O terceiro mundo é de Joan Reiss, uma mulher ansiosa e paranoica que vê terríveis ameaças em tudo e em todos, o que colabora para que sua dimensão seja aterrorizante.

Dick tem uma ideia interessante para uma hipótese de mundos múltiplos baseada na teoria quântica (formulada pela primeira vez pelo físico Hugh Everett em 1957, no mesmo ano em que Dick publicou a sua história. Quem inspirou quem?).

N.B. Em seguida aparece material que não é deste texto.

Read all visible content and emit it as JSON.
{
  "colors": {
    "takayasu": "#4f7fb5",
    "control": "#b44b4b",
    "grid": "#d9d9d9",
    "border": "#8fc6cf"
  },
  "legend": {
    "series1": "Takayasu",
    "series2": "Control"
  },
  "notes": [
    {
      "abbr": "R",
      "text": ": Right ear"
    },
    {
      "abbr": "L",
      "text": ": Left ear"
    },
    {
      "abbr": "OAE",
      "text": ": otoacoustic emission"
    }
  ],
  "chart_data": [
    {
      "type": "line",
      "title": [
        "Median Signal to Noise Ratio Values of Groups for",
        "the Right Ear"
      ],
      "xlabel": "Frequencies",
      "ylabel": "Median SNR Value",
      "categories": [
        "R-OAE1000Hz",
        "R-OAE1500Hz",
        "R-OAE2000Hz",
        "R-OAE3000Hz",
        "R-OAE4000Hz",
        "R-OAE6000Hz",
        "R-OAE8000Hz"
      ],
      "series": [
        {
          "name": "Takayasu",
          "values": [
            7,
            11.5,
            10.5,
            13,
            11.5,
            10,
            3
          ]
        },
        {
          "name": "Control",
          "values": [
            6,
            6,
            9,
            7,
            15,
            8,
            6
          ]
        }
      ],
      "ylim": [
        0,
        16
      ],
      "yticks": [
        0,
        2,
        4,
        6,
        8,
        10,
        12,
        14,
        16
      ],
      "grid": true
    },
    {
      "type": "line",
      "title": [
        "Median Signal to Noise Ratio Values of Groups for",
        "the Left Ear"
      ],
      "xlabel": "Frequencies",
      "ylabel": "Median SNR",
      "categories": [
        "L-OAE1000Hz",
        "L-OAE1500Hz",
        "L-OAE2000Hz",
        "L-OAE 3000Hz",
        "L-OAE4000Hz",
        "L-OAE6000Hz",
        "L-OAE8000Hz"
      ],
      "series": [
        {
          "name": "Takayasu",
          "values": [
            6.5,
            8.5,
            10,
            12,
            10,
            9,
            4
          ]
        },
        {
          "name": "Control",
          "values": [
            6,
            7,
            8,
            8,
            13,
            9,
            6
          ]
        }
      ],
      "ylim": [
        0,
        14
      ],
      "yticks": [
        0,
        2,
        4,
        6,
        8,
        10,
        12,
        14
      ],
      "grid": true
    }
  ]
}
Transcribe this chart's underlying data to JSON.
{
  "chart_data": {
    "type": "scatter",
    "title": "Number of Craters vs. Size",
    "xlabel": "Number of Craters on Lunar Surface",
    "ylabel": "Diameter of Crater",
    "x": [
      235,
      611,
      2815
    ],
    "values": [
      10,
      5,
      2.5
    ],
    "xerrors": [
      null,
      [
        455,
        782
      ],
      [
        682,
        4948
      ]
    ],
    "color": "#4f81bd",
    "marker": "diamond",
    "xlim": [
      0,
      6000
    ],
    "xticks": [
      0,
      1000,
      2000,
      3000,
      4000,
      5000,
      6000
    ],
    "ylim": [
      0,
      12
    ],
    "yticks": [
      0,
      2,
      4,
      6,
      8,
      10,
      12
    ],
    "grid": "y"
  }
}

A sugestão de Dick é que a possibilidade de mundos paralelos se baseia numa experiência inteiramente subjetiva que pode ser projetada na consciência de outros. 
Eu preferiria se Dick tivesse elaborado e desenvolvido mais a ideia do mundo do Antigo Testamento, que vem da mente do idoso veterano Arthur Sylvester. Achei que esta parte da narrativa tinha mais potencial e poderia ser trazido com maior profundidade.

Só não gostei mais do livro porque não gosto muito do estilo de escrita de Dick, e isso vale para todas as obras deles que já li. As ideias são excelentes, o peso que ele tem para o mundo da ficção-científica é indiscutível, mas, a mim, falta alguma coisa. Já sei o quê - falta carisma, nos personagens e no ritmo que o próprio Dick impõe ao enredo. Mas, ainda assim, é uma leitura que recomendo.